Wiener Schanigärten - Wirtschaftskammer befragt alle Gastronomen

Die Stadt Wien befragt derzeit alle Bezirksvorsteher sowie Führungskräfte diverser betroffener Einrichtungen zu den vier vorgelegten Lockerungsvarianten in Sachen Schanigartenbetrieb im Winter. Die Wirtschaftskammer (WK) ist über die Obleute zweier Fachgruppen eingebunden. Das reicht der Kammer aber nicht. Sie startet nun eine eigene Umfrage unter allen 7.000 Wiener Gastronomen und Cafetiers.

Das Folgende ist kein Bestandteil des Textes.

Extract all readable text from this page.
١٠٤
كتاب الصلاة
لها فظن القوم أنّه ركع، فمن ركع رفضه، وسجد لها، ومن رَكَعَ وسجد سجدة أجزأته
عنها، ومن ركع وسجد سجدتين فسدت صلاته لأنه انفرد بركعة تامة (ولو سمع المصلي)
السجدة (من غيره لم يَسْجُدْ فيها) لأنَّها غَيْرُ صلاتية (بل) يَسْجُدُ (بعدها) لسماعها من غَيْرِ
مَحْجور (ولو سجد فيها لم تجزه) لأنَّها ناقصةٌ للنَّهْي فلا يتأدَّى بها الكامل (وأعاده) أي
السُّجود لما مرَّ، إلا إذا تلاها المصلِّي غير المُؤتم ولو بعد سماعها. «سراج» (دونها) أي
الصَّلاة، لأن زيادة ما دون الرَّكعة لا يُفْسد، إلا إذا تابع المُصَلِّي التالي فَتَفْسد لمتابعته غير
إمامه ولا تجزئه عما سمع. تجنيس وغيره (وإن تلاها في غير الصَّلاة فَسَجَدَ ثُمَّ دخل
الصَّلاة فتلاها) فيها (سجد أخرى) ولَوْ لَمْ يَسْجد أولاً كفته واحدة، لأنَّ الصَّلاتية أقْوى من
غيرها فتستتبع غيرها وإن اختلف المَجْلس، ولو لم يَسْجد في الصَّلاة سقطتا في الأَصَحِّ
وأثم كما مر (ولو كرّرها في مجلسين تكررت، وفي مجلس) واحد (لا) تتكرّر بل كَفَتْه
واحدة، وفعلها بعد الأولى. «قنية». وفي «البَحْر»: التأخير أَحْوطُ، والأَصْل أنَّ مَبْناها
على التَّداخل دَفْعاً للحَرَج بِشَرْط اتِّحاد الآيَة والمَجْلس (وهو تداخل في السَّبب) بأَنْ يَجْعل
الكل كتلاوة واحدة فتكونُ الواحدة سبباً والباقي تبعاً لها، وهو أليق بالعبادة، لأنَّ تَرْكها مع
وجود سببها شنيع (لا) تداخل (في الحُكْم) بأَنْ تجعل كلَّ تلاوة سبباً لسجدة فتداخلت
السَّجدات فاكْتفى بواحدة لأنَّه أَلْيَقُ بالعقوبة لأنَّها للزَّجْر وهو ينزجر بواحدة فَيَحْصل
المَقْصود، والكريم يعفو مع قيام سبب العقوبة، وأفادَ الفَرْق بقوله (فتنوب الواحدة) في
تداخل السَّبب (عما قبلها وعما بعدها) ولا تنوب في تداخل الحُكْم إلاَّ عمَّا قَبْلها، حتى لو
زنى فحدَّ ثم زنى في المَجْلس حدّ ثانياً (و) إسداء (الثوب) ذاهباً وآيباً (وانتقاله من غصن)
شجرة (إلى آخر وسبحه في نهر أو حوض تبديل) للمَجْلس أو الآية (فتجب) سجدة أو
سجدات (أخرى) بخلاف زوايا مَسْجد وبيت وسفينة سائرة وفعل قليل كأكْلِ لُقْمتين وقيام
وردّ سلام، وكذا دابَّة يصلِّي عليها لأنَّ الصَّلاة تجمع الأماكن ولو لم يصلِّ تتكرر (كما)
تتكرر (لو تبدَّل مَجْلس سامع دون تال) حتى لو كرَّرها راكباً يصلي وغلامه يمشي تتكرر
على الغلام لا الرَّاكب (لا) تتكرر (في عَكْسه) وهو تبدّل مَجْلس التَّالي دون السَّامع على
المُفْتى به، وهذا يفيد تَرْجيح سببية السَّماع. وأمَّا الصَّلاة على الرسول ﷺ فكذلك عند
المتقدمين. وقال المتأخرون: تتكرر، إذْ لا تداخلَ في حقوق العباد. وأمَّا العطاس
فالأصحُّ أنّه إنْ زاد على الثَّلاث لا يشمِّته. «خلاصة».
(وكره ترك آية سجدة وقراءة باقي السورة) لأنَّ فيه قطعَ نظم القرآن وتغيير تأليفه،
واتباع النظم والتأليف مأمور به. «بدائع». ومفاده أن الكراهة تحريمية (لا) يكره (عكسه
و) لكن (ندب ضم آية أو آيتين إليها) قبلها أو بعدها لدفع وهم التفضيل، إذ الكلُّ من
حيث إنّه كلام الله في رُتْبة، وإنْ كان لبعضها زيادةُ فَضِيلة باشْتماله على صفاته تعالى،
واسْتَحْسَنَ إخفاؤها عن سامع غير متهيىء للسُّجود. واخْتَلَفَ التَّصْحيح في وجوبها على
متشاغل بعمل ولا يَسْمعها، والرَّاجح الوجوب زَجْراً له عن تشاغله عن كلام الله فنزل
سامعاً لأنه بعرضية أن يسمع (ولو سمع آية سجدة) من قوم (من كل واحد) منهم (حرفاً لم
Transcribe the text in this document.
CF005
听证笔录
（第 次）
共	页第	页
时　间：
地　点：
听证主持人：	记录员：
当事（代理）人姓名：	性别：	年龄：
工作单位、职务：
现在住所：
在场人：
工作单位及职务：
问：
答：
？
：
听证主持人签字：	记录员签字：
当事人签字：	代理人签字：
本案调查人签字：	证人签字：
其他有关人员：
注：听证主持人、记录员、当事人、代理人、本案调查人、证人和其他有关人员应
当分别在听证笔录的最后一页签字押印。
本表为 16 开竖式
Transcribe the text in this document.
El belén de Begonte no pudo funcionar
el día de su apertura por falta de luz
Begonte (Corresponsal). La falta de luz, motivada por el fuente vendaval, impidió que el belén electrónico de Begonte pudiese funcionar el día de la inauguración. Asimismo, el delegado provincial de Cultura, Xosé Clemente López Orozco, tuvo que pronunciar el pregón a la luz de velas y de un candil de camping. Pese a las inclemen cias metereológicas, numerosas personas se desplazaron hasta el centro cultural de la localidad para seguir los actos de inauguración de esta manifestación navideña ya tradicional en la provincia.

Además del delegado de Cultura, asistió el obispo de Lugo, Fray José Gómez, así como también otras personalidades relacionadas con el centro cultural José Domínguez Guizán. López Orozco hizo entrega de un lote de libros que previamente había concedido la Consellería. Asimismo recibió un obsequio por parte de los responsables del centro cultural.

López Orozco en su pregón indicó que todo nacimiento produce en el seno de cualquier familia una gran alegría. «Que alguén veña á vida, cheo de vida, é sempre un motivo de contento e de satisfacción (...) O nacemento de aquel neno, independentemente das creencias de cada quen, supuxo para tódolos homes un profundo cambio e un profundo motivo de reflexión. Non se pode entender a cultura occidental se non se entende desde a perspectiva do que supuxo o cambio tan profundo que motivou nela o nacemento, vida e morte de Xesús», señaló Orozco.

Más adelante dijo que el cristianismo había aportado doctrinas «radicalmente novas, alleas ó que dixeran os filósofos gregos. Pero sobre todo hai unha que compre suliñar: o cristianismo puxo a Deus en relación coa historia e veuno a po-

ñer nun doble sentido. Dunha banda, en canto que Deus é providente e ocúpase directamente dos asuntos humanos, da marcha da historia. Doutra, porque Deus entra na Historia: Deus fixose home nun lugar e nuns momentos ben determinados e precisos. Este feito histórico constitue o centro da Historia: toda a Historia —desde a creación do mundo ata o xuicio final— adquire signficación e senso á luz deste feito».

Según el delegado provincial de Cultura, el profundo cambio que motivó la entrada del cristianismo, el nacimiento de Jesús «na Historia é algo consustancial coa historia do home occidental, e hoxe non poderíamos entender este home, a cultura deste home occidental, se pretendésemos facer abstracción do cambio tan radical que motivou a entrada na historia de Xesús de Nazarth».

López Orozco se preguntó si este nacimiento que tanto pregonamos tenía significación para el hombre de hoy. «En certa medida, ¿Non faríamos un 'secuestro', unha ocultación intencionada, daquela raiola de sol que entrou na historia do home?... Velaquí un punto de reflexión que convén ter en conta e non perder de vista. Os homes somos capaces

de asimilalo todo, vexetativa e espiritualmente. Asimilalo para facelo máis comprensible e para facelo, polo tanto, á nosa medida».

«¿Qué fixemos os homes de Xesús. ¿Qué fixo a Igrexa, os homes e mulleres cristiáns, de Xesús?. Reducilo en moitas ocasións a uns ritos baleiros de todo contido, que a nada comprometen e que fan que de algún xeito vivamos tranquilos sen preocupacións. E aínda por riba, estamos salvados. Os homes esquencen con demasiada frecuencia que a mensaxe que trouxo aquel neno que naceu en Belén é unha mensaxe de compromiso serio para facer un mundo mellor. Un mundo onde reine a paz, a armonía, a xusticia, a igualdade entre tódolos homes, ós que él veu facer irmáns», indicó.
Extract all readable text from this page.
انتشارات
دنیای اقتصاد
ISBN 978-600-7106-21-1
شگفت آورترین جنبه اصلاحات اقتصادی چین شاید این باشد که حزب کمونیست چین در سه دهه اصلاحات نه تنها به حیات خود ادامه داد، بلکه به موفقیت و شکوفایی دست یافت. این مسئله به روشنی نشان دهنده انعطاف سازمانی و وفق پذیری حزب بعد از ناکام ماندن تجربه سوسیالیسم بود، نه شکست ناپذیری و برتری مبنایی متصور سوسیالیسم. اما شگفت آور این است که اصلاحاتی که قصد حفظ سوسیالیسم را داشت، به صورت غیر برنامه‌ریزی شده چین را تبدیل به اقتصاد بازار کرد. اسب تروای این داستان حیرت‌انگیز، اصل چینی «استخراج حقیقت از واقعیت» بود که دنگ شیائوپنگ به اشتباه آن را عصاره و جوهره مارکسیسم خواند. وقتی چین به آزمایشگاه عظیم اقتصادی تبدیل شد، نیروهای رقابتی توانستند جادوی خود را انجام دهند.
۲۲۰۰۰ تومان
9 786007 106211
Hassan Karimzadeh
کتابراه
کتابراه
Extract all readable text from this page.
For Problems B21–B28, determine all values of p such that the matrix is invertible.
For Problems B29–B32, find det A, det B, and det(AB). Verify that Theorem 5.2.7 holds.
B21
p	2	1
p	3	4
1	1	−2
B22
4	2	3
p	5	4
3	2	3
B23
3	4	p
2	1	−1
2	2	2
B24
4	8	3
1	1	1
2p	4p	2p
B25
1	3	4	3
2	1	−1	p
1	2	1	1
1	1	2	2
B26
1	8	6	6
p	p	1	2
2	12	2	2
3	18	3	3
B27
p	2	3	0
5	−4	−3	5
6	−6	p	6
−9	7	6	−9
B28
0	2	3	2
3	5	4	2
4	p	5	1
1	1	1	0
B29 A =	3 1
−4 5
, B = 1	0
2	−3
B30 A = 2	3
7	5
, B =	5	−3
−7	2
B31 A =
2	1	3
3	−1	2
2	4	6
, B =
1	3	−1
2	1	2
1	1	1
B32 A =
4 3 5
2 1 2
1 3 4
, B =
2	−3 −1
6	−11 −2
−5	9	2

Man wolle nicht in den Gremien entscheiden, welche Option bevorzugt werde, erklärte die Unternehmervertretung am Mittwoch per Aussendung. Deswegen sind die Wirte ab morgen, Donnerstag, eingeladen, mittels zugeschickten Fragebögen oder online ihre Präferenz für eine der von Finanzstadträtin Renate Brauner (SPÖ) vorgestellten Varianten abzugeben. Je nach Ergebnis werde man die Verhandlungslinie mit dem Rathaus entsprechend festlegen, sagte ein Sprecher auf APA-Nachfrage.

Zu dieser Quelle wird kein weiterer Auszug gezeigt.